Although there are no other (grand)maternal figures to compare or contrast her with, Kusum does appear to be a kind of anti-mother or dark mother: deliberately exploitative, selfish and predatory, feeding off her own kin, rather than nurturing or sustaining.  She controls the fortunes of the family, deciding whether or not Balram can have the 300 rupees for driving lessons (only on condition that “you’ll send every rupee you make every month back to Granny” (p. 47).  She also decides on whether Balram will marry (although he thwarts it by running away), and whom.

            Kusum’s behavior reinforces the imagery of “Mother Ganga” as another exploitative, anti-mother.  Her only basis is the traditional family structure, and her authority as an elder, and on that basis she makes demands and decisions which run against Balram’s values of individualism, rationality and self-interest.  Kusum, like Ganga, and like India as a whole, is the anti-modern, her negative depiction ultimately justifying Balram’s decision to sacrifice her and the family for his own happiness.  However, this (deliberately, on the novel’s part) again raises the issue of Balram’s credibility as a narrator – is he stacking the cards against Indian traditionalism, yet again?  Apart from Kusum, what did the rest of his family ever do against him (except, of course, at Kusum’s instigation – but does this bear moral weight?).  Why does the novel rest its view of a new Indian entrepreneurship and value system on the actions and narration of such a problematic character/narrator?

 

 

TWT and the Future of India

Thus the novel ultimately leaves us with more questions than answers.  Although the ostensible clash between old and new India (in capitalisms, values, modes of operation) seems straightforward enough, and the reader is inclined to align himself/herself against the old (simply because characters like Kusum, the Stork, even Ashok and Pinky seem so objectionable), the problem of Balram remains.  What kind of future does he represent, when it can only be established on the basis of the appalling violence and selfishness he exhibits?  Even if it is argued that his violence is necessary, a symbol of just how strong the hold of old India is on the underclass (and just what is required to break that hold), the question then remains: How can we trust the depictions, representations and thus also values of someone who has such a strong self-interest in depicting the old India in strikingly negative terms? 

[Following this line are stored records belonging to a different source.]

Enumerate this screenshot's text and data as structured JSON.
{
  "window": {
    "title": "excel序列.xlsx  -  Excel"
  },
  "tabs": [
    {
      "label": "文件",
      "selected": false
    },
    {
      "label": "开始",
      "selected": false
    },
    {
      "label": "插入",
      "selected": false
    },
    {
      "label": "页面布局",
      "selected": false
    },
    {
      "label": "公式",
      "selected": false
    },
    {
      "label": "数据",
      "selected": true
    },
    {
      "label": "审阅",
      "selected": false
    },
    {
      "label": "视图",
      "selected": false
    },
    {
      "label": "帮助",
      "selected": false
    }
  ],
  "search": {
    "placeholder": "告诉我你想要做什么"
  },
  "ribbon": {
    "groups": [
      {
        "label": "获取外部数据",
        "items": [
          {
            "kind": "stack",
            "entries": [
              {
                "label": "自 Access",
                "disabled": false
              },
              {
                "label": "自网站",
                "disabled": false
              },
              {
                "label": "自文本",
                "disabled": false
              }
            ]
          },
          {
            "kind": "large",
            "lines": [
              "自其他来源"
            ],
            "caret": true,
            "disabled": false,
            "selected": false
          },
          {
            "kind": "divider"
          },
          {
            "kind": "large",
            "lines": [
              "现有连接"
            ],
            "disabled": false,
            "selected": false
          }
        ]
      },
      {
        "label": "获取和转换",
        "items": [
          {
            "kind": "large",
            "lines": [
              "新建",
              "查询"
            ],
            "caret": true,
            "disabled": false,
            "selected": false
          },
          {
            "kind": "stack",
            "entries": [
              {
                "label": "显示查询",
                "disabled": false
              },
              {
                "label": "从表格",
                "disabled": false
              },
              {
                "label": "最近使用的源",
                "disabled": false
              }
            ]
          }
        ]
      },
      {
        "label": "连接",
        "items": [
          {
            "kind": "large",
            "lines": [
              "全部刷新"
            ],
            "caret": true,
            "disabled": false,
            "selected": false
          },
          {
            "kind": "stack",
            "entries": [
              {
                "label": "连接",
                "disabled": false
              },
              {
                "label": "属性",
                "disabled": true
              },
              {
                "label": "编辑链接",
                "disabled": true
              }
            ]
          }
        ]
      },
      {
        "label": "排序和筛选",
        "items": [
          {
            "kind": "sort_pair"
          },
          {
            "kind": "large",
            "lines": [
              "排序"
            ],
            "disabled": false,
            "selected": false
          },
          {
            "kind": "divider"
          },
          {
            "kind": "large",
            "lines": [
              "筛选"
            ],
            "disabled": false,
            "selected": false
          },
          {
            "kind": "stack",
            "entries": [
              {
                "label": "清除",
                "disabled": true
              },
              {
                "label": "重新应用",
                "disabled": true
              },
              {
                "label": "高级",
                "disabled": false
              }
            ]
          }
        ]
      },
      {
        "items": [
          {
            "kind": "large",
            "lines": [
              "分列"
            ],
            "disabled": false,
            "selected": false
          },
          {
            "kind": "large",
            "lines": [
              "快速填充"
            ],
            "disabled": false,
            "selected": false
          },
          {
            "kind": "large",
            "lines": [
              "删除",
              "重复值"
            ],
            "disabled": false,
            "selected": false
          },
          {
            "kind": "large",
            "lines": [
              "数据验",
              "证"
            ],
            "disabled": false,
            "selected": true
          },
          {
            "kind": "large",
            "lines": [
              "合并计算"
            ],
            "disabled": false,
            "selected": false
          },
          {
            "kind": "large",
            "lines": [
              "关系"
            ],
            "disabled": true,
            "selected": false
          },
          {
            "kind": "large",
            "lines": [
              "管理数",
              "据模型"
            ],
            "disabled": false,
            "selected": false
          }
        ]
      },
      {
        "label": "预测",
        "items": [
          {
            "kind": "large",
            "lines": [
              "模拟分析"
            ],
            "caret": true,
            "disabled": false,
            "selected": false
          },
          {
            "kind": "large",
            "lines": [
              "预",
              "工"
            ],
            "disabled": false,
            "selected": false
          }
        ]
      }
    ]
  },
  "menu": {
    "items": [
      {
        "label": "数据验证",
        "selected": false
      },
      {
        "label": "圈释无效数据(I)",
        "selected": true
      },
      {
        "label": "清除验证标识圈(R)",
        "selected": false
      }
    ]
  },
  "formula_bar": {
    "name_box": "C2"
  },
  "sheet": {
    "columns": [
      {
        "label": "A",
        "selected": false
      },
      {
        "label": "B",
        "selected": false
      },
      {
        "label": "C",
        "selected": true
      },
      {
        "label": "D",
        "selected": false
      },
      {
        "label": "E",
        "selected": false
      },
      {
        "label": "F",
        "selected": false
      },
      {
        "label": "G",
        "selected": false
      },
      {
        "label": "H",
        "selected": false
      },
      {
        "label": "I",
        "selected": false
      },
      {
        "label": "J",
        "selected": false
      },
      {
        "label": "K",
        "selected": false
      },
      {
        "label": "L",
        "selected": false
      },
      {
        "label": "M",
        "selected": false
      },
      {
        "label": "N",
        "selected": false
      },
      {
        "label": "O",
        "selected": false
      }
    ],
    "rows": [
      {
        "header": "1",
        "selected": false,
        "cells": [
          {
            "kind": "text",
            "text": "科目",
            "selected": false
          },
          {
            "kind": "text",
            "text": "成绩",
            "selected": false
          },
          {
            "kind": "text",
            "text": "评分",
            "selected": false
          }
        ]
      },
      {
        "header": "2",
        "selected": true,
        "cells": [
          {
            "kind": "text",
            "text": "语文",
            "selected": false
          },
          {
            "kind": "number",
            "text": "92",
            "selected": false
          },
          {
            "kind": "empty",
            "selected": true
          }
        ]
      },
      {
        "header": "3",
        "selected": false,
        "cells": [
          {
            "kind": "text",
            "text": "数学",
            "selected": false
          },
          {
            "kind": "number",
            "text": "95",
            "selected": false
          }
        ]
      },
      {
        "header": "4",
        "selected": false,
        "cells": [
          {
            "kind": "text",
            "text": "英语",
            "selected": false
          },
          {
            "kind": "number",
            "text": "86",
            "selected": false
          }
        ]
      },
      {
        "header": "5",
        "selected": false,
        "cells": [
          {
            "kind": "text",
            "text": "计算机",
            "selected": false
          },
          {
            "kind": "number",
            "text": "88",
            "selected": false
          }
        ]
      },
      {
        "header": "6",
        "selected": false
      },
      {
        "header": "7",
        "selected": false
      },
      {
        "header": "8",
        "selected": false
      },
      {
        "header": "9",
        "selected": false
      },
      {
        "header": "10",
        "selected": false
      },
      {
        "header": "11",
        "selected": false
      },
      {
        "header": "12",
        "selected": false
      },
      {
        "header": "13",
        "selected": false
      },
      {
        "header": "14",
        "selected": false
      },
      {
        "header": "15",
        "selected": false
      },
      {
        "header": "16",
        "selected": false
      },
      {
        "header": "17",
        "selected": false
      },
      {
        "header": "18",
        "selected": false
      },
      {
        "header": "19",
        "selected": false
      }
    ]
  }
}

            Relatedly: if the novel seems to be about a revolution (of values and modes of operation) in India, and the dawn of a new India, and even if this revolution seems necessary given the unpleasantness of old India – what kind of future does India have, when it is associated with a figure like Balram?  Does the novel offer any alternative, any tertium quid which is not either repressively traditional or ruthlessly anti-traditional?